La mayoría de los once agentes de la policía española, imputados el marzo pasado por las cargas a votantes en centros de Barcelona 1-O del 2017, no se han reconocido en los vídeos de aquella jornada o recordaban la actuación policial de forma vaga, hoy ante el titular del juzgado de instrucción 7 de Barcelona, que aceptó imputarles a petición de la ANC, Òmnium e Irídia, personadas como acusaciones populares, aparte de las particulares por las personas heridas. El enero pasado, las entidades pidieron 37 nuevas imputaciones después de aportar un exhaustivo informe con imágenes, donde aseguran que se identifican hasta 468 acciones policiales desproporcionadas en 16 escuelas de Barcelona. El juez aprobó las 9 de hoy, después de revisar las actuaciones.

Los nueve policias -defendidos por la Abogacía del Estado, menos en un caso que llevaba abogado particular y que se han personado en el juzgado desde  diferentes puntos del Estado español- solamente han respondido a las preguntas del juez Francesc Miralles, de la fiscal (más activa que el anterior, según las acusaciones) y a sus defensas. Laia Serra, una de las abogadas de las acusaciones, ha explicado que los agentes han declarado que el 1 de octubre de 2017 había "un ambiente muy tenso y hostil" y que "usaron la fuerza necesaria" para poder entrar en los centros y detener las votaciones, como había ordenado la magistrada del TSJC, Mercedes Armas, todo y que siempre manteniendo la convivencia, que en ciertos puntos no pasó. Los agentes no se han reconocido haciendo acciones irregulares. Y cuando, en el vídeo, veían a otro compañero  que pegaba con el bastón policial a la cabeza de un ciudadano- u otra acción incorrecta, también eludían contestar, según fuentes judiciales. La policía española, como los Mossos de Esquadra, tiene un protocolo del uso del bastón policial del cual se indica que solamente se puede pegar de cintura hacia abajo. Este protocolo, pedido por las acusaciones, no está aportado a la causa.

Recursos

De las nuevas imputaciones solicitadas por las entidades: 24 serían nuevas imputaciones y 13 serían ampliaciones, es decir, de agentes que ya son investigados por otras acciones. Actualmente, hay una cincuentena de agentes imputados. El juez Francesc Miralles aceptó ampliar la investigación contra once de los 37 nuevos agentes porque se les ve dando puñetazos o con el bastón policial a la cabeza de votantes, mientras descartó los casos, donde los agentes arrastran o empujan ciudadanos, al considerar que "no es una actuación desproporcionada" para cumplir la orden judicial del TSJC de no permitir la votación. Cuatro de los nuevos investigados son jefes de grupo.

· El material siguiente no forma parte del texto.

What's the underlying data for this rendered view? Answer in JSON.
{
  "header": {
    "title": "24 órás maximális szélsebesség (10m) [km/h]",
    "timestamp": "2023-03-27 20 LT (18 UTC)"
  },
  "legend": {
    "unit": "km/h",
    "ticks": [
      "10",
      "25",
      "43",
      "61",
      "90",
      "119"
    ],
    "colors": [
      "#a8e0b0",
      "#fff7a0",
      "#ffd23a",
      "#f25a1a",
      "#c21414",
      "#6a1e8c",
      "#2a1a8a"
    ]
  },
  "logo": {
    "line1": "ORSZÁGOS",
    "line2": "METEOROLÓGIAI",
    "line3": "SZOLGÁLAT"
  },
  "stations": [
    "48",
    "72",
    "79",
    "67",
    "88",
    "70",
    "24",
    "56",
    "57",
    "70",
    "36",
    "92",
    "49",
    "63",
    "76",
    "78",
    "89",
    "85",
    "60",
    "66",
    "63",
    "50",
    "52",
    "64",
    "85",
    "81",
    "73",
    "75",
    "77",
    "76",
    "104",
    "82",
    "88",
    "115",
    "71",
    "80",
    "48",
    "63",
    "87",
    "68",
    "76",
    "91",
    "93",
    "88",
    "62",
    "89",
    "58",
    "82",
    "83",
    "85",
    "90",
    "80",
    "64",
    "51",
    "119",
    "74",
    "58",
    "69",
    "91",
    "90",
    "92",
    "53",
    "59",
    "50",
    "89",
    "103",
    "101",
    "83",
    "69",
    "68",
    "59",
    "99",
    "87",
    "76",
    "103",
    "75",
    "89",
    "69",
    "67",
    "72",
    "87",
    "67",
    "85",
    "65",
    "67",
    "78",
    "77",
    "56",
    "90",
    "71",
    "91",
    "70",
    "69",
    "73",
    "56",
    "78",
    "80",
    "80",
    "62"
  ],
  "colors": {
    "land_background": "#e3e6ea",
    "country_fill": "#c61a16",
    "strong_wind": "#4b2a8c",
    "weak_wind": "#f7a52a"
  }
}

Las entidades presentaron recurso contra la decisión del juez, y la Audiencia de Barcelona tendrá que resolver si el juez tiene que citar a declarar los otros 26 policías  como investigados, hecho que puede demorar más la conclusión de la causa. El titular del juzgado de instrucción 7 de Barcelona también ha investigado la pérdida de un ojo de Roger Español,  agresión que también será juzgada.